Stopping this vicious circle will require consistent cooperation across the ideological divide. Alas, progressives, whose power is absolute in cities like Baltimore, show zero appetite for the kind of proactive policing that dramatically reduced homicide rates in New York and elsewhere starting in the 1990s (for example, the stop, question, and frisk tactics that made gangbangers think twice about routinely carrying weapons). Even as evidence accumulates that de-policing is costing lives, demands to reduce police budgets proliferate, and some left-leaning prosecutors have effectively repealed laws against various “low-level” offenses such as drug possession or attempted distribution, prostitution, and trespassing. Decarceration is the watchword; police are supposed to focus on “trigger-pullers” or the relatively small number of criminals who account for a large share of violent crimes.

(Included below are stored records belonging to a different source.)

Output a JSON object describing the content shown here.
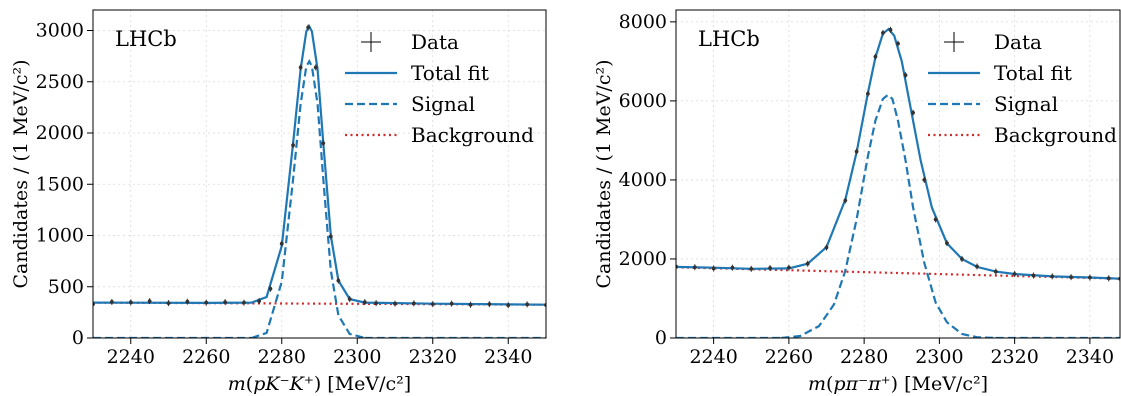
{
  "chart_data": [
    {
      "type": "line",
      "experiment_label": "LHCb",
      "ylabel": "Candidates / (1 MeV/c²)",
      "xlabel_parts": [
        [
          "m",
          "it"
        ],
        [
          "(",
          ""
        ],
        [
          "pK",
          "it"
        ],
        [
          "⁻",
          ""
        ],
        [
          "K",
          "it"
        ],
        [
          "⁺",
          ""
        ],
        [
          ") [MeV/c",
          ""
        ],
        [
          "²",
          ""
        ],
        [
          "]",
          ""
        ]
      ],
      "xlim": [
        2230,
        2350
      ],
      "ylim": [
        0,
        3200
      ],
      "xticks": [
        2240,
        2260,
        2280,
        2300,
        2320,
        2340
      ],
      "yticks": [
        0,
        500,
        1000,
        1500,
        2000,
        2500,
        3000
      ],
      "grid": true,
      "legend": {
        "position": "top-right",
        "entries": [
          {
            "label": "Data",
            "style": "errorbar"
          },
          {
            "label": "Total fit",
            "style": "solid"
          },
          {
            "label": "Signal",
            "style": "dashed"
          },
          {
            "label": "Background",
            "style": "dotted"
          }
        ]
      },
      "series": [
        {
          "name": "Total fit",
          "x": [
            2230,
            2260,
            2272,
            2276,
            2280,
            2283,
            2285,
            2286.5,
            2287.3,
            2288,
            2289.5,
            2291,
            2293,
            2295,
            2298,
            2302,
            2320,
            2350
          ],
          "values": [
            345,
            342,
            345,
            400,
            900,
            1900,
            2620,
            2990,
            3040,
            2990,
            2620,
            1900,
            1000,
            560,
            380,
            345,
            335,
            325
          ]
        },
        {
          "name": "Signal",
          "x": [
            2272,
            2276,
            2280,
            2283,
            2285,
            2286.5,
            2287.3,
            2288,
            2289.5,
            2291,
            2293,
            2295,
            2298,
            2302
          ],
          "values": [
            0,
            50,
            550,
            1550,
            2280,
            2650,
            2700,
            2650,
            2280,
            1550,
            660,
            220,
            40,
            0
          ]
        },
        {
          "name": "Background",
          "x": [
            2230,
            2350
          ],
          "values": [
            345,
            325
          ]
        },
        {
          "name": "Data",
          "x": [
            2230,
            2235,
            2240,
            2245,
            2250,
            2255,
            2260,
            2265,
            2270,
            2274,
            2277,
            2280,
            2283,
            2285,
            2287,
            2289,
            2291,
            2293,
            2295,
            2298,
            2302,
            2305,
            2310,
            2315,
            2320,
            2325,
            2330,
            2335,
            2340,
            2345,
            2350
          ],
          "values": [
            330,
            352,
            348,
            360,
            340,
            355,
            345,
            350,
            345,
            360,
            480,
            920,
            1880,
            2640,
            3030,
            2640,
            1900,
            990,
            560,
            380,
            350,
            340,
            335,
            338,
            330,
            335,
            325,
            330,
            320,
            328,
            322
          ]
        }
      ],
      "colors": {
        "fit": "#1f77b4",
        "signal": "#1f77b4",
        "background": "#d62728",
        "data": "#333333"
      }
    },
    {
      "type": "line",
      "experiment_label": "LHCb",
      "ylabel": "Candidates / (1 MeV/c²)",
      "xlabel_parts": [
        [
          "m",
          "it"
        ],
        [
          "(",
          ""
        ],
        [
          "pπ",
          "it"
        ],
        [
          "⁻",
          ""
        ],
        [
          "π",
          "it"
        ],
        [
          "⁺",
          ""
        ],
        [
          ") [MeV/c",
          ""
        ],
        [
          "²",
          ""
        ],
        [
          "]",
          ""
        ]
      ],
      "xlim": [
        2230,
        2348
      ],
      "ylim": [
        0,
        8300
      ],
      "xticks": [
        2240,
        2260,
        2280,
        2300,
        2320,
        2340
      ],
      "yticks": [
        0,
        2000,
        4000,
        6000,
        8000
      ],
      "grid": true,
      "legend": {
        "position": "top-right",
        "entries": [
          {
            "label": "Data",
            "style": "errorbar"
          },
          {
            "label": "Total fit",
            "style": "solid"
          },
          {
            "label": "Signal",
            "style": "dashed"
          },
          {
            "label": "Background",
            "style": "dotted"
          }
        ]
      },
      "series": [
        {
          "name": "Total fit",
          "x": [
            2230,
            2240,
            2250,
            2260,
            2265,
            2270,
            2275,
            2278,
            2281,
            2283,
            2285,
            2286.5,
            2288,
            2290,
            2292,
            2295,
            2298,
            2302,
            2306,
            2310,
            2315,
            2320,
            2330,
            2340,
            2348
          ],
          "values": [
            1800,
            1780,
            1750,
            1760,
            1880,
            2300,
            3500,
            4700,
            6200,
            7100,
            7700,
            7820,
            7650,
            7000,
            6000,
            4500,
            3300,
            2400,
            2000,
            1800,
            1680,
            1620,
            1560,
            1530,
            1500
          ]
        },
        {
          "name": "Signal",
          "x": [
            2258,
            2263,
            2268,
            2272,
            2275,
            2278,
            2281,
            2283,
            2285,
            2286.3,
            2287.5,
            2289,
            2291,
            2293,
            2296,
            2299,
            2302,
            2306,
            2310,
            2315
          ],
          "values": [
            0,
            50,
            300,
            850,
            1700,
            3000,
            4600,
            5500,
            6050,
            6150,
            6050,
            5500,
            4500,
            3300,
            1900,
            900,
            400,
            100,
            20,
            0
          ]
        },
        {
          "name": "Background",
          "x": [
            2230,
            2348
          ],
          "values": [
            1790,
            1500
          ]
        },
        {
          "name": "Data",
          "x": [
            2230,
            2235,
            2240,
            2245,
            2250,
            2255,
            2260,
            2265,
            2270,
            2275,
            2278,
            2281,
            2283,
            2285,
            2287,
            2289,
            2291,
            2293,
            2296,
            2299,
            2302,
            2306,
            2310,
            2315,
            2320,
            2325,
            2330,
            2335,
            2340,
            2345,
            2348
          ],
          "values": [
            1810,
            1790,
            1760,
            1780,
            1750,
            1770,
            1780,
            1880,
            2290,
            3480,
            4720,
            6180,
            7120,
            7720,
            7800,
            7450,
            6650,
            5700,
            4000,
            3000,
            2400,
            2000,
            1810,
            1680,
            1620,
            1580,
            1560,
            1540,
            1530,
            1510,
            1500
          ]
        }
      ],
      "colors": {
        "fit": "#1f77b4",
        "signal": "#1f77b4",
        "background": "#d62728",
        "data": "#333333"
      }
    }
  ]
}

Conservatives correctly note that this approach, dubbed “targeted enforcement,” ignores the fact that becoming a criminal is a developmental process—and that tolerating lower-level offenses can lead to a sense of invulnerability that encourages escalation. An excellent case study of California’s dysfunctional juvenile- justice system, Edward Humes’s No Matter How Loud I Shout (1996), profiled many delinquents who faced trivial consequences for minor crimes and then were shocked to find themselves charged as adults and doing hard time when, in their view, they had done little more than what had previously earned them a slap on the wrist.
But conservatives, understandably reluctant to throw money at problems, tend to overlook the fact that some programs do reduce delinquency and limit the supply of youths willing to sign on with the likes of Triple C. Early intervention is key: one Department of Justice study found that very young offenders—often with “first referrals” before age ten—have a much higher probability of moving on to serious, violent, and chronic careers than older-onset delinquents. A Rand Corporation study reported high returns (in crimes averted) from interventions such as parent-training and incentives for completing high school. And data from the Chicago Longitudinal Study show that “comprehensive educational and family support services from ages 3 to 9” were cost-effective, generating improvements in academic achievement and reductions in juvenile crime that yielded social benefits many times their cost.
We can only hope, then, that some compromise is possible—with those on the left backing off the de-policing appeals to facilitate short-term progress against crime, and those on the right loosening the purse strings for crime-prevention programs that hold longer-term promise. Failing that, we’re likely to keep reading the same stories about high murder rates in cities like Baltimore for years to come.